I would like to engender and facilitate in people an attitude of curiosity and playfulness towards themselves and others. To help them recognize the productive tension between times of being playfully - at times childishly - engaged and times of being engaged in a more focused and directed manner. The intention of this is to help people more confidently and joyfully engage in loving, playing, and working.
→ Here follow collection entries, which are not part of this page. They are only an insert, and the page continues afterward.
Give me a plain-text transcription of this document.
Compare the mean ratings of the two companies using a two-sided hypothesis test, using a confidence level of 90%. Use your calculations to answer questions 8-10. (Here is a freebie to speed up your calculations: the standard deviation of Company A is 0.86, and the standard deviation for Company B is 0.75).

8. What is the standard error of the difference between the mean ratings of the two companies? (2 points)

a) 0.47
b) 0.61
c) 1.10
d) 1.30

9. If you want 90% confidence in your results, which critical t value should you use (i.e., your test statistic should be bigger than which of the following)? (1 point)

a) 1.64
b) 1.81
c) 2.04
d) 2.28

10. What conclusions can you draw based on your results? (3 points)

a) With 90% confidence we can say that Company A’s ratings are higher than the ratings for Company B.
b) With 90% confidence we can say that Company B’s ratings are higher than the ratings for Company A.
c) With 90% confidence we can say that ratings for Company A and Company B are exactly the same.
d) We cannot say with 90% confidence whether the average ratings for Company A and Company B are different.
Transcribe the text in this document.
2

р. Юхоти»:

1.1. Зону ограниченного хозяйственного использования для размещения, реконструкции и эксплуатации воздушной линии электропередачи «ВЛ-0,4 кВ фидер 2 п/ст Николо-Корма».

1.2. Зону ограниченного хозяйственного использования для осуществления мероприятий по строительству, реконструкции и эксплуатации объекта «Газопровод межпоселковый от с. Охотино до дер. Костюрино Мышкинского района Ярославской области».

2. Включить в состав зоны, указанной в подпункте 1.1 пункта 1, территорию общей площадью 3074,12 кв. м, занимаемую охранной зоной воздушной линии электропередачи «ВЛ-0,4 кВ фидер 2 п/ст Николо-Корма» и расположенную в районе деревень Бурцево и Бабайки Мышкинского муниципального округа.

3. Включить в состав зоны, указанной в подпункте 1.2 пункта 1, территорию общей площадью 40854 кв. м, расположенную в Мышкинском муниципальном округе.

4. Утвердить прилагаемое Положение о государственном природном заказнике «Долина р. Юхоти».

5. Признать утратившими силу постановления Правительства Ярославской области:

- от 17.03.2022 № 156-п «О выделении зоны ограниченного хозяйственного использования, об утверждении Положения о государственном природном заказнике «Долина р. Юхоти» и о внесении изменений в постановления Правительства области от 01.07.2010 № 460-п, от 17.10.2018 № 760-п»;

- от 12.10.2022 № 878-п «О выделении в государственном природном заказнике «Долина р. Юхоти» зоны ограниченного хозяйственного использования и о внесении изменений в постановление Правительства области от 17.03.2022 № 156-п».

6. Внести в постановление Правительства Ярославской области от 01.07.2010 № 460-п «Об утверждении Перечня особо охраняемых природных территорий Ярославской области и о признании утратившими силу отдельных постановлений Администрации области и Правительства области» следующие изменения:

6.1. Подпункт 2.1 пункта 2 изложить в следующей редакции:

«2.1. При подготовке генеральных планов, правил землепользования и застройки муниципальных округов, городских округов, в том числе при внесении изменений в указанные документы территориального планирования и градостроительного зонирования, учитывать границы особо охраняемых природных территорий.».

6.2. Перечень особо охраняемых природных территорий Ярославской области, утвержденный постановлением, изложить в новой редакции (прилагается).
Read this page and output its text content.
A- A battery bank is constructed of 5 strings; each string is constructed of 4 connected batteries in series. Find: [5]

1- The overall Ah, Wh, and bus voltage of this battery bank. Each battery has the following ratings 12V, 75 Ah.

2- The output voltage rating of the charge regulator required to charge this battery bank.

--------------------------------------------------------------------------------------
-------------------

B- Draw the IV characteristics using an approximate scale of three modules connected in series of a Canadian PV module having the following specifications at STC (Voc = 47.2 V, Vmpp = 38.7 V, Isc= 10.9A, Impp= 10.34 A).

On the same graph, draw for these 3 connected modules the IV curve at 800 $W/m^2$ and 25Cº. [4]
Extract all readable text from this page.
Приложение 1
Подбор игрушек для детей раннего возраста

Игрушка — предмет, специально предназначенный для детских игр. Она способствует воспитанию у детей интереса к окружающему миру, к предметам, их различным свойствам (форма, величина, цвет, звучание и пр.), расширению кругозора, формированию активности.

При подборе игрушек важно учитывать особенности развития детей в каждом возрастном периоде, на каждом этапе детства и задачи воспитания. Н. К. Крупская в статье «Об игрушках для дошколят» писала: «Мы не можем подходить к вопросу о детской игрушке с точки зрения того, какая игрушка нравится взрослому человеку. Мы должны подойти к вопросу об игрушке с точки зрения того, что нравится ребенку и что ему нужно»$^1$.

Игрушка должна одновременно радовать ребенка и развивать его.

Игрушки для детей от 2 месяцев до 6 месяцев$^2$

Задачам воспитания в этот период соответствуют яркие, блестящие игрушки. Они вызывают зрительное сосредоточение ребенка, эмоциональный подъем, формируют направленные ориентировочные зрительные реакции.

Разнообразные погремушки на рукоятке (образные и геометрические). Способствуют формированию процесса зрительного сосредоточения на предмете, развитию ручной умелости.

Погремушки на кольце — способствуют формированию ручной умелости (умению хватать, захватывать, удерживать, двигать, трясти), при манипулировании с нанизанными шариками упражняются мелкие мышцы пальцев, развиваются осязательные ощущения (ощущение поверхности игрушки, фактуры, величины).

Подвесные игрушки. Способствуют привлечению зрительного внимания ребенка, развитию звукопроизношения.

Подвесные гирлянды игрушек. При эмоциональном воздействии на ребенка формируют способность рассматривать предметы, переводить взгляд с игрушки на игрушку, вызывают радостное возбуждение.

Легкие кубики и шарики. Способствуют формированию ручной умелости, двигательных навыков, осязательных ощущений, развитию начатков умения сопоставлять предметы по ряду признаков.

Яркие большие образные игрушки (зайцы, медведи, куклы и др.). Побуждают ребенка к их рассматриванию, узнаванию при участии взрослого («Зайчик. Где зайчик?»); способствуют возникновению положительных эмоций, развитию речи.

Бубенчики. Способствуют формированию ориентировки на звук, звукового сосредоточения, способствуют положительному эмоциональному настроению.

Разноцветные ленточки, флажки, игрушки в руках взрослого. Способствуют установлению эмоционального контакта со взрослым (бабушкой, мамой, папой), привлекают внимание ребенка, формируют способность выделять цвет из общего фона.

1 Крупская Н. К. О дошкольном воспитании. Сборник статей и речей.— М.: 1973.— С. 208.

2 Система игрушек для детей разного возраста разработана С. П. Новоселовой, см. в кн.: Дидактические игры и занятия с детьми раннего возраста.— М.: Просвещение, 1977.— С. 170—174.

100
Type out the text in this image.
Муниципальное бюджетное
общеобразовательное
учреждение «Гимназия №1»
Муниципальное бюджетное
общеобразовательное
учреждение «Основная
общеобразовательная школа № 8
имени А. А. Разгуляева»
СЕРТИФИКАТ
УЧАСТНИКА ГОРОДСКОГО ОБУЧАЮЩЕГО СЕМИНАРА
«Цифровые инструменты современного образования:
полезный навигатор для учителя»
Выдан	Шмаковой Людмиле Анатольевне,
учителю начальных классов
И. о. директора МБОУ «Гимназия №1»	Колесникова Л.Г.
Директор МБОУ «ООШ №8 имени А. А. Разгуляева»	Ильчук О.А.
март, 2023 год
I remembered the single most powerful transition in my personal functioning that I attributed to my own analysis, the shift from feeling that I have to do something to feeling that I get to do it (a shift that comes and goes, but that is much more accessible than it used to be). I would like to help others make that kind of transition.
Articulating my goal as being to help others realize greater internal freedom helped me to realize that I can do this in either arena. This is not a choice between two competing or diverging paths - I do not have to discern my calling so much as to discern which will provide a more useful/solid base for engaging in this practice. To do this will involve gathering some information - and thinking about the alternatives - OK, eventually I will have to imagine myself in each of the situations and determine which feels like a better fit. And a series of questions will emerge. For instance, is it better to open the eyes of Freshmen to the possibility of an unconscious mind that might contain both scary, but also tremendously helpful elements that can propel them forward into lives of integrity - but to know that for most of them the message will not get through and, for those to whom the message does get through, I will not likely be a direct facilitator of that process nor will I see the fruits of the suggestions that I have made?
OK, dear reader, you may be disappointed. Perhaps I promised a moment of clarity; a watershed moment where an analyst, a person steeped in the tradition of "don't just do something, sit there," might actually come to a conclusion. I think that moment is further down the road, but I think this moment of clarity creates some freedom for that moment. I feel less unbalanced - less like I am comparing apples and oranges - and more like I am determining an optimal direction - which feels more free. I did not accomplish what I set out to, but perhaps accomplished something more useful. It also freed me up to read about the life of Jesus before the crucifixion. And it is now time to move on to day/week three.